Saturday, February 10, 2007

Playing with Guns


I remember a first-grade classmate saying, "You mean your dad and my dad could have been shooting at each other?"

It was possible.

I hadn't really thought about it before then, and it felt funny to admit it, but it was possible.

It was no secret that my dad and mom were born in the old country. For one thing you could hear it. Even when they spoke English, which was most of the time, my parents didn't sound quite like other people.

If you looked close you could see that my dad had been in the war. It was evident in the half-thumb of a war-torn hand. (The left, I think, though I'm no longer certain.) You could see it even more when he was working in the sun and took off his shirt. There on his back was a long, deep crater about the size of a razor clam.
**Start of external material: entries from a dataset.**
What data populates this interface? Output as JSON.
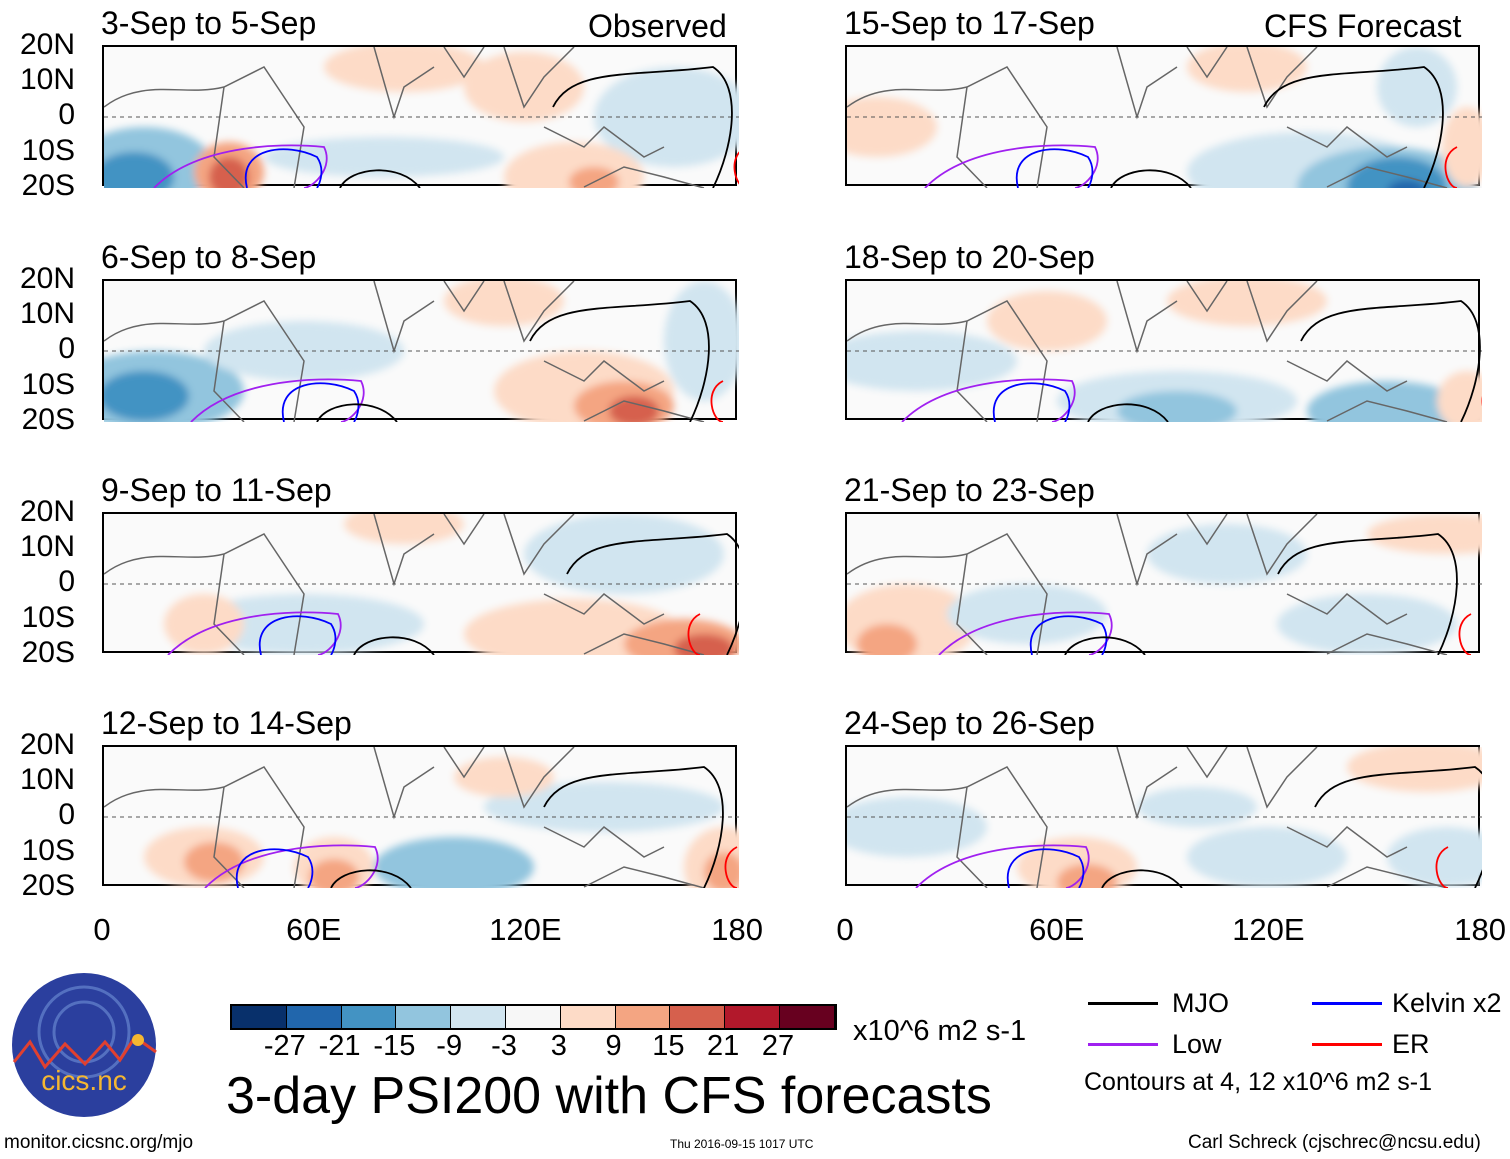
{
  "figure": {
    "title": "3-day PSI200 with CFS forecasts",
    "observed_label": "Observed",
    "forecast_label": "CFS Forecast",
    "left_panels": [
      "3-Sep to 5-Sep",
      "6-Sep to 8-Sep",
      "9-Sep to 11-Sep",
      "12-Sep to 14-Sep"
    ],
    "right_panels": [
      "15-Sep to 17-Sep",
      "18-Sep to 20-Sep",
      "21-Sep to 23-Sep",
      "24-Sep to 26-Sep"
    ],
    "y_ticks": [
      "20N",
      "10N",
      "0",
      "10S",
      "20S"
    ],
    "x_ticks": [
      "0",
      "60E",
      "120E",
      "180"
    ]
  },
  "colorbar": {
    "labels": [
      "-27",
      "-21",
      "-15",
      "-9",
      "-3",
      "3",
      "9",
      "15",
      "21",
      "27"
    ],
    "colors": [
      "#08306b",
      "#2166ac",
      "#4393c3",
      "#92c5de",
      "#d1e5f0",
      "#f7f7f7",
      "#fddbc7",
      "#f4a582",
      "#d6604d",
      "#b2182b",
      "#67001f"
    ],
    "units": "x10^6 m2 s-1"
  },
  "legend": {
    "items": [
      {
        "label": "MJO",
        "color": "#000000"
      },
      {
        "label": "Kelvin x2",
        "color": "#0000ff"
      },
      {
        "label": "Low",
        "color": "#a020f0"
      },
      {
        "label": "ER",
        "color": "#ff0000"
      }
    ],
    "contours_note": "Contours at 4, 12 x10^6 m2 s-1"
  },
  "footer": {
    "url": "monitor.cicsnc.org/mjo",
    "timestamp": "Thu 2016-09-15 1017 UTC",
    "author": "Carl Schreck (cjschrec@ncsu.edu)"
  },
  "logo": {
    "text": "cics.nc",
    "ring_text": "Cooperative Institute for Climate and Satellites"
  }
}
The first time I saw it I asked him what it was and he said, very simply, that a bomb exploded near him during the war and a piece of it landed in his back.
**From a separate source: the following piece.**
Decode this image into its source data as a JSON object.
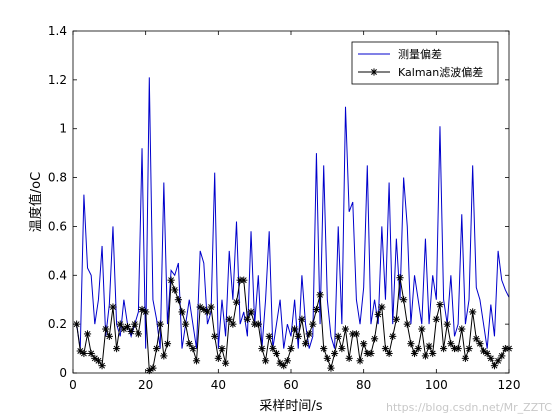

I could see that it had been bad, but as a young boy I never even thought about how much worse it could have been.

The day my classmate told me, toy gun a-blazing, about his dad fighting the Germans, I asked my dad about fighting in Hitler's army. I don't recall exactly what I asked, or all that he said, but I do remember the look on his face and the way he shook his head.

He made it clear that he hated Hitler and the Nazis, but then he surprised me with this:

"Hitler did a lot for the German people," he said.

"He did?"

"Ja, sure, in the beginning we were much better off than before ..."
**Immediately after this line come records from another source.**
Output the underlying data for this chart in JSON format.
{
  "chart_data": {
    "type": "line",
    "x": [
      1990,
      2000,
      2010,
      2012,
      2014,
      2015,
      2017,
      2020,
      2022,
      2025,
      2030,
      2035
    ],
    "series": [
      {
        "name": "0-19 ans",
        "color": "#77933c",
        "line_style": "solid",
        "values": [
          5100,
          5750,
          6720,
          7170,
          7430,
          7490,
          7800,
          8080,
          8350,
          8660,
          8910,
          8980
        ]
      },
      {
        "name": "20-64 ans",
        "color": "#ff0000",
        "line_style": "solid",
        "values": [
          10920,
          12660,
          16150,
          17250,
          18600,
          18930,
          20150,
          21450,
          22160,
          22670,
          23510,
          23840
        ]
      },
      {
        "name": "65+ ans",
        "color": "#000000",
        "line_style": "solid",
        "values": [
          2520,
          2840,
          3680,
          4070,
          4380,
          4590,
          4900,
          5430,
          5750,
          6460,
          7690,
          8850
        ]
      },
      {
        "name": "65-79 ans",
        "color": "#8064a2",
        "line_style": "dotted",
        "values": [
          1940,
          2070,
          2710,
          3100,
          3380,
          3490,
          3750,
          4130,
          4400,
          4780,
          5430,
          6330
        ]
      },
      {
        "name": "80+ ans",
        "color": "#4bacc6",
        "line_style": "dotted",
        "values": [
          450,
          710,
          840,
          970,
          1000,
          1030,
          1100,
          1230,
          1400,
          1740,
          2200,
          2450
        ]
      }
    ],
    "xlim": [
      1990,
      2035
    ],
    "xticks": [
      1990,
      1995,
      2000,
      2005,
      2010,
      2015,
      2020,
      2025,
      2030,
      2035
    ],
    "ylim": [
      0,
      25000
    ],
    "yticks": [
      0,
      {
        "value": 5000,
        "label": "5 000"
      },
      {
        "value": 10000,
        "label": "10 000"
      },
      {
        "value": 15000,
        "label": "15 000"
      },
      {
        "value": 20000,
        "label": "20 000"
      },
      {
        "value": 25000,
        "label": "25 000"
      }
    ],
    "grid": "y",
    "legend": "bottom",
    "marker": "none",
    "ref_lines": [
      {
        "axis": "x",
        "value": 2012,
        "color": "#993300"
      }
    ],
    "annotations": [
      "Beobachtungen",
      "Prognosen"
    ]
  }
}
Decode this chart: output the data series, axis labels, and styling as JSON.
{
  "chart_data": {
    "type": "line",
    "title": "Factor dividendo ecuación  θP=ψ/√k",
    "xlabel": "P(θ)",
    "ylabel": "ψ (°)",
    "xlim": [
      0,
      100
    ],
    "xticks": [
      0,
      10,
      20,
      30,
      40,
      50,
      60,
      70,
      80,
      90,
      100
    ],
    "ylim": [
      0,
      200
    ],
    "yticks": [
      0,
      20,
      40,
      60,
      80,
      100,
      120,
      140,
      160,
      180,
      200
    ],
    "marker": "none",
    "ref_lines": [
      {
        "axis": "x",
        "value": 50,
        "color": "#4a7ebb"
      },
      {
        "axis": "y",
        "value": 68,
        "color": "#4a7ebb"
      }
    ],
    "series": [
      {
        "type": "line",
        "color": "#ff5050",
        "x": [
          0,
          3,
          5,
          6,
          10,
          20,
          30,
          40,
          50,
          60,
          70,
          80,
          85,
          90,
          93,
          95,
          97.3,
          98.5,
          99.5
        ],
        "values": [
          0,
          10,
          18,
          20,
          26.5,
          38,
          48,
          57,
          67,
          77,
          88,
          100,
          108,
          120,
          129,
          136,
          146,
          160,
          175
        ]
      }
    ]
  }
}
Then, I think, it was impossible for him to tell a young boy everything that was going through his mind.

Forty-some years later, I would sooner forget that my father said what he did about Hitler doing a lot for the German people. But there it is. I remember interrupting — "He did?" — because it shocked me, even then, that the name Hitler could be connected with anything but evil. I was too young to realize (as I'm sure my father did) that the connection was there in what he had just told me -- the division, deprivation, and depravity already implied.